Many environmentalists hope renewables alone can provide enough electricity to simultaneously phase out nuclear power and fossil fuels. But solar and wind power depend on weather conditions and require huge numbers of panels and turbines to produce electricity in the volumes needed to equal fission or fossil. Improved transmission infrastructure would help move renewable electricity from where it’s abundant to where it’s needed, but local opposition to power lines has made them difficult to build. And the more climate-polluting sectors like transportation and building heating transition to electric alternatives, the more that power will be needed on the grid.

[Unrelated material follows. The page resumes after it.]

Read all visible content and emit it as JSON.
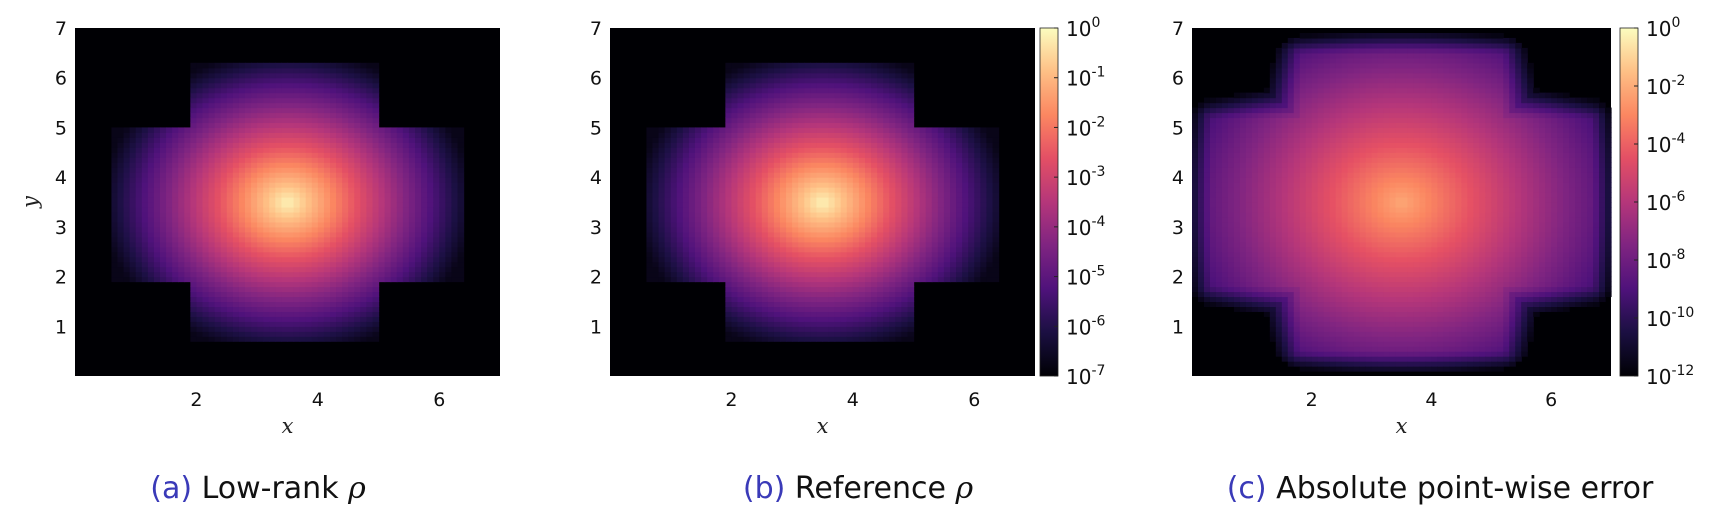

Diablo Canyon Power Plant, California’s last nuclear station and the source of nearly 10% of the state’s electricity, is now the next of the U.S.’s remaining 90 or so plants slated for closure, in 2025.
Despite already contributing by far the largest share of humanity’s cumulative carbon dioxide mess in the atmosphere, the U.S. has struggled to lower its emissions in the face of mounting warming-fueled disasters and dire warnings from scientists. The country’s carbon output increased 6% last year as the economy rebounded from pandemic-related lockdowns. Emissions are expected to grow by another 2% this year.